Sarajean will draw upon her civil society experience by sharing case studies from her work in Japan and neighbouring nations that represent her commitment to inter-sector collaboration and experiential education that transform individuals’ perceptions of the self, others and the world while simultaneously transferring knowledge and skills. Through stories of collaborative learning from university students, corporate leaders and grassroots organisation leaders, Sarajean will highlight specific cases of learning programs that represent her commitment to empowering people to take initiative, and developing future leaders to come up with new solutions. She will also share challenges, ideas about future directions and questions for the conference participants to consider moving forward.
Except for brief stints in the theatre and fashion industries, Sarajean has worked with nonprofit NGOs in Japan and the United States her entire career. She develops projects and training programmes aimed at developing skills, knowledge and effective partnerships between organisations and across borders. Sarajean has coordinated programs targeting experts in community health, humanitarian response, persons with disabilities, and HIV/AIDS. She has assisted corporations develop community engagement, CSR and philanthropy programs. At Temple University, Tsuda International Training Center, Japan Campus, Meiji Gakuin and Sophia Universities she has taught courses on Japanese civil society, NGOs in a cross cultural context, NGO management, the SDGs, Gender perspectives on the SDGs and Understanding Current Issues through Theater for people from a wide array of backgrounds. Sarajean has served as the Tokyo representative for international organisations such as the San Francisco-based Give2Asia Foundation for whom she worked with close to 50 organisations through managing their Tohoku Recovery Fund 2011-2014.
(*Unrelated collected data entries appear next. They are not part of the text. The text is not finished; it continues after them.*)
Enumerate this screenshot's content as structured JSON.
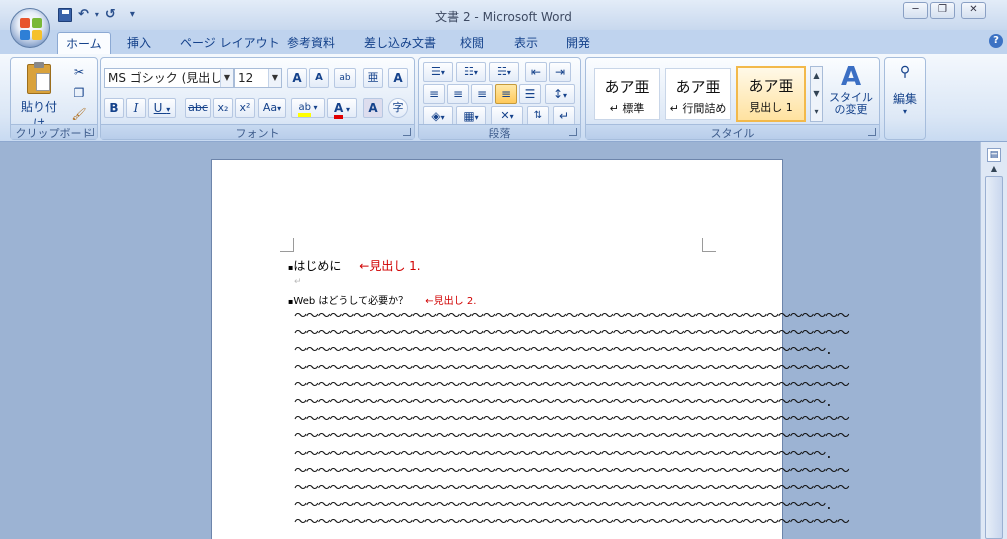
{
  "window": {
    "title": "文書 2 - Microsoft Word",
    "min": "─",
    "restore": "❐",
    "close": "✕"
  },
  "qat": {
    "save": "💾",
    "undo": "↶",
    "redo": "↺",
    "customize": "▾"
  },
  "tabs": [
    "ホーム",
    "挿入",
    "ページ レイアウト",
    "参考資料",
    "差し込み文書",
    "校閲",
    "表示",
    "開発"
  ],
  "help": "?",
  "clipboard": {
    "paste": "貼り付け",
    "group": "クリップボード"
  },
  "font": {
    "name": "MS ゴシック (見出しの:",
    "size": "12",
    "group": "フォント",
    "bold": "B",
    "italic": "I",
    "underline": "U",
    "strike": "abc",
    "sub": "x₂",
    "sup": "x²",
    "case": "Aa",
    "grow": "A",
    "shrink": "A",
    "highlight": "ab",
    "color": "A",
    "clear": "A",
    "phonetic": "亜",
    "enclosed": "字"
  },
  "paragraph": {
    "group": "段落"
  },
  "styles": {
    "group": "スタイル",
    "items": [
      {
        "sample": "あア亜",
        "name": "↵ 標準"
      },
      {
        "sample": "あア亜",
        "name": "↵ 行間詰め"
      },
      {
        "sample": "あア亜",
        "name": "見出し 1"
      }
    ],
    "change": "スタイルの変更"
  },
  "editing": {
    "label": "編集"
  },
  "document": {
    "heading1": "はじめに",
    "annot1": "←見出し 1.",
    "heading2": "Web はどうして必要か？",
    "annot2": "←見出し 2.",
    "lines": [
      "～～～～～～～～～～～～～～～～～～～～～～～～～～～～～～～～～～～～～～～～～～～～～～～",
      "～～～～～～～～～～～～～～～～～～～～～～～～～～～～～～～～～～～～～～～～～～～～～～～",
      "～～～～～～～～～～～～～～～～～～～～～～～～～～～～～～～～～～～～～～～～～～～～～.",
      "～～～～～～～～～～～～～～～～～～～～～～～～～～～～～～～～～～～～～～～～～～～～～～～",
      "～～～～～～～～～～～～～～～～～～～～～～～～～～～～～～～～～～～～～～～～～～～～～～～",
      "～～～～～～～～～～～～～～～～～～～～～～～～～～～～～～～～～～～～～～～～～～～～～.",
      "～～～～～～～～～～～～～～～～～～～～～～～～～～～～～～～～～～～～～～～～～～～～～～～",
      "～～～～～～～～～～～～～～～～～～～～～～～～～～～～～～～～～～～～～～～～～～～～～～～",
      "～～～～～～～～～～～～～～～～～～～～～～～～～～～～～～～～～～～～～～～～～～～～～.",
      "～～～～～～～～～～～～～～～～～～～～～～～～～～～～～～～～～～～～～～～～～～～～～～～",
      "～～～～～～～～～～～～～～～～～～～～～～～～～～～～～～～～～～～～～～～～～～～～～～～",
      "～～～～～～～～～～～～～～～～～～～～～～～～～～～～～～～～～～～～～～～～～～～～～.",
      "～～～～～～～～～～～～～～～～～～～～～～～～～～～～～～～～～～～～～～～～～～～～～～～"
    ]
  }
}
Sarajean has served on the Board of Directors and Councilors for a number of organisations including FEW, For Empowering Women Japan, Mirai no Mori, the Asian Rural Institute, and A Place to Grow and helped found the Japan Alliance of Conflict Mediators.
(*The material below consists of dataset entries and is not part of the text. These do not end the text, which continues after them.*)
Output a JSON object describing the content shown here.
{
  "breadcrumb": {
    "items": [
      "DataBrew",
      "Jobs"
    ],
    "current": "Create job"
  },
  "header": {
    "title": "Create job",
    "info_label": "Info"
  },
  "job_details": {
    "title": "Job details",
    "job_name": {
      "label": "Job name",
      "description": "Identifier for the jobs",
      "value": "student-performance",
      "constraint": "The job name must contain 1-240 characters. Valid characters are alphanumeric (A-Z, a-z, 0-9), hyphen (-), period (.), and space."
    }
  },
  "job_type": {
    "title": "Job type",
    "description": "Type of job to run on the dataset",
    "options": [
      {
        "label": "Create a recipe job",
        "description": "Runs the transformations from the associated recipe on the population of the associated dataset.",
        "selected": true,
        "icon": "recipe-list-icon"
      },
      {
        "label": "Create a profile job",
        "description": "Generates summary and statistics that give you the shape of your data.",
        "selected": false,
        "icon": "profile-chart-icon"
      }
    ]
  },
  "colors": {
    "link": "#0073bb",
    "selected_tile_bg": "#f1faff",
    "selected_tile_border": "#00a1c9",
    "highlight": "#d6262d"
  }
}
Before 2005, when she began working as an independent consultant, Sarajean spent four years coordinating the bilateral exchange of nonprofit professionals between the United States and Japan for Japan-US Community Education & Exchange (JUCEE). She worked for six years with the Tokyo YMCA before completing her graduate studies in human rights in East Asia at Columbia University's School of International and Public Affairs. She also holds certificates in Disaster Management (UNU Tokyo), Humanitarian Response (Harvard online program) and Conflict Mediation (Hitotsubashi University / NY Peace Institute).